Abstract
Introduction: Immune thrombotic thrombocytopenic purpura (iTTP) in children is a rare form of thrombotic microangiopathy characterized by severe ADAMTS13 deficiency. While caplacizumab has demonstrated efficacy in adults with iTTP, data on its safety and effectiveness in pediatric populations remain limited. Current approvals for pediatric use vary across regulatory agencies, and pediatric patients were excluded from pivotal trials. This scoping review aims to synthesize published evidence on the use of caplacizumab in children with iTTP.
Methods: This scoping review was conducted in accordance with PRISMA guidelines. A systematic search of PubMed and Scopus was performed from database inception through June 2025 to identify studies reporting clinical data on pediatric patients (<18 years) with immune-mediated thrombotic thrombocytopenic purpura (iTTP) treated with caplacizumab. Eligible studies included case reports, case series, and cohort studies involving patients with confirmed iTTP, defined by ADAMTS13 activity <10% and the presence of an ADAMTS13 inhibitor, who received caplacizumab. Extracted data included demographics, clinical presentation, laboratory findings, treatment details, adverse events, and outcomes. Numerical data were reported as medians or means, as appropriate. Percentages were calculated using available denominators, excluding cases with missing data.
Results: Fifteen publications (14 case reports/series and one cohort study) were included, encompassing 36 pediatric patients. The median age was 14 years (range 1–17), with 22% under 12 years. Females comprised 72% (n=26). Neurological symptoms on presentation were reported in 53%, bleeding manifestations in 74%, and renal impairment in 26%. Most patients exhibited classical laboratory features of iTTP: median platelet count 9×10⁹/L, hemoglobin 7 g/dL, schistocytes in 89% of reported smears, and elevated LDH (median 1788 U/L). Troponin was elevated in 77% of reported cases.

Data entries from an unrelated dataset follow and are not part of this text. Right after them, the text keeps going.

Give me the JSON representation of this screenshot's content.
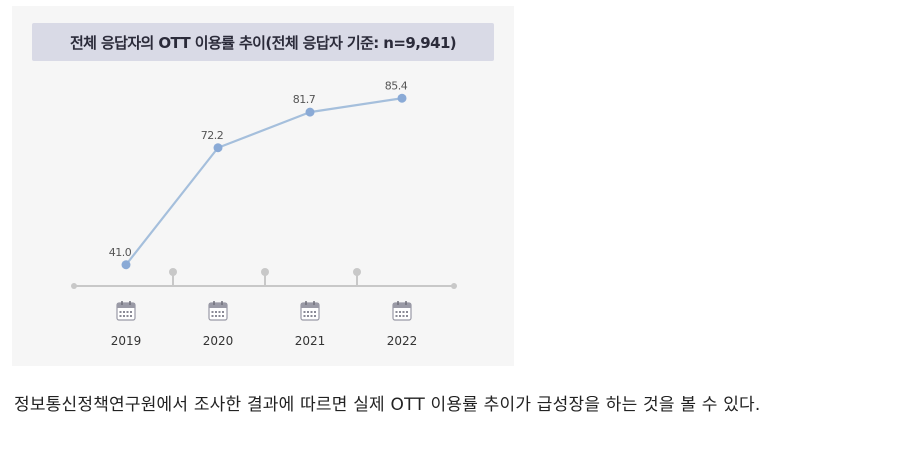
{
  "chart_data": {
    "type": "line",
    "title": "전체 응답자의 OTT 이용률 추이(전체 응답자 기준: n=9,941)",
    "categories": [
      "2019",
      "2020",
      "2021",
      "2022"
    ],
    "series": [
      {
        "values": [
          41.0,
          72.2,
          81.7,
          85.4
        ],
        "labels": [
          "41.0",
          "72.2",
          "81.7",
          "85.4"
        ]
      }
    ],
    "ylim": [
      30,
      90
    ],
    "grid": false,
    "colors": {
      "line": "#a5bfdc",
      "point": "#8aaad6",
      "axis": "#c8c8c8",
      "title_bg": "#d9dae6"
    },
    "x_icon": "calendar-icon"
  },
  "caption": "정보통신정책연구원에서 조사한 결과에 따르면 실제 OTT 이용률 추이가 급성장을 하는 것을 볼 수 있다."
}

Caplacizumab was administered at 10 mg in 75%, 5 mg in 17%, and 11 mg in 8% of patients. Among children under 12 years, 75% received 5 mg. Median treatment duration was 33.5 days (range 14–97). Corticosteroids and rituximab were given in 97% and 92% of patients, respectively. Plasma exchange (TPE) was used in most cases, with 22% receiving >10 sessions.
In terms of efficacy, the median time to platelet count normalization after caplacizumab initiation was 3.5 days (range 2–10), with 80% achieving rapid recovery (within four days). Median hospital stay was 14 days (range 7–90). The mean time to ADAMTS13 recovery was 38.5 days. Notably, all patients demonstrated clinical response, including those treated for severe, refractory, or recurrent TTP. Two patients (6%) relapsed during follow-up; the remaining 94% remained relapse-free. All 36 patients survived. Among three patients with persistently low ADAMTS13 activity, two responded to rituximab, while one required immunoadsorption. These findings suggest potential benefit of caplacizumab even in complex or treatment-resistant cases.

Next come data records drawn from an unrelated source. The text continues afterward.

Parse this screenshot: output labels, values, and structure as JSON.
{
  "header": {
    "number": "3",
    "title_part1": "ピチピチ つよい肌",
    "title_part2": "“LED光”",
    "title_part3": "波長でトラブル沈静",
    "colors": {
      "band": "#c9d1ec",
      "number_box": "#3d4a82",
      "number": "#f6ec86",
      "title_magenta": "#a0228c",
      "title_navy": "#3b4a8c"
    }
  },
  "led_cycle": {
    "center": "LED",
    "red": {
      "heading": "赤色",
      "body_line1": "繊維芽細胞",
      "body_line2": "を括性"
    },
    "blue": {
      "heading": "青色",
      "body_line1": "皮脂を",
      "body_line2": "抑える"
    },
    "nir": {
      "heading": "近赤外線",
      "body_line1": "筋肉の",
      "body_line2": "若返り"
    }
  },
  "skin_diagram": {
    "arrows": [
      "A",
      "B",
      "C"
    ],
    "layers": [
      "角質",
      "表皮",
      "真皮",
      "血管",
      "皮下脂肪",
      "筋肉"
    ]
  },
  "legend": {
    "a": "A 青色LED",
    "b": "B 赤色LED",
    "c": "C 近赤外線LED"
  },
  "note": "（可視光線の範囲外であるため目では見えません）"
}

Regarding safety, adverse events were infrequent and generally mild. No major or life-threatening bleeding events were reported. Minor bleeding occurred in 11%, with epistaxis, hematuria, and injection site reactions each in 6%. One case of jugular venous thrombosis was documented but not clearly attributed to treatment. In 36% of patients, no adverse events were reported. In 33% of cases, adverse events were not specified, which limits comprehensive assessment. Overall, available data suggest a favorable safety profile in children.

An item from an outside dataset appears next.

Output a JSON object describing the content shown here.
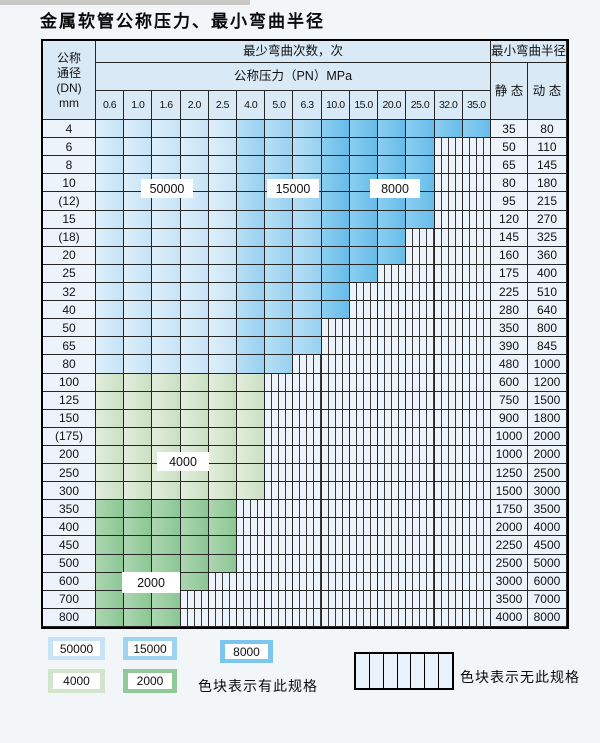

Conclusion:Caplacizumab appears to be both effective and well-tolerated in pediatric iTTP. It was associated with rapid platelet recovery, relatively short hospitalization, and high remission rates, with no reported treatment-related deaths or major bleeding. Notably, many patients were treated off-label below the EMA-approved age or weight thresholds, highlighting the clinical need despite regulatory limitations. Treatment duration and dosing varied across cases, reflecting the absence of standardized pediatric protocols. Long-term data remain sparse, and heterogeneity in reporting limits definitive conclusions. These findings support further investigation of caplacizumab in children through prospective pediatric-specific studies and registries to optimize dosing, monitor long-term safety, and define its role in treatment algorithms.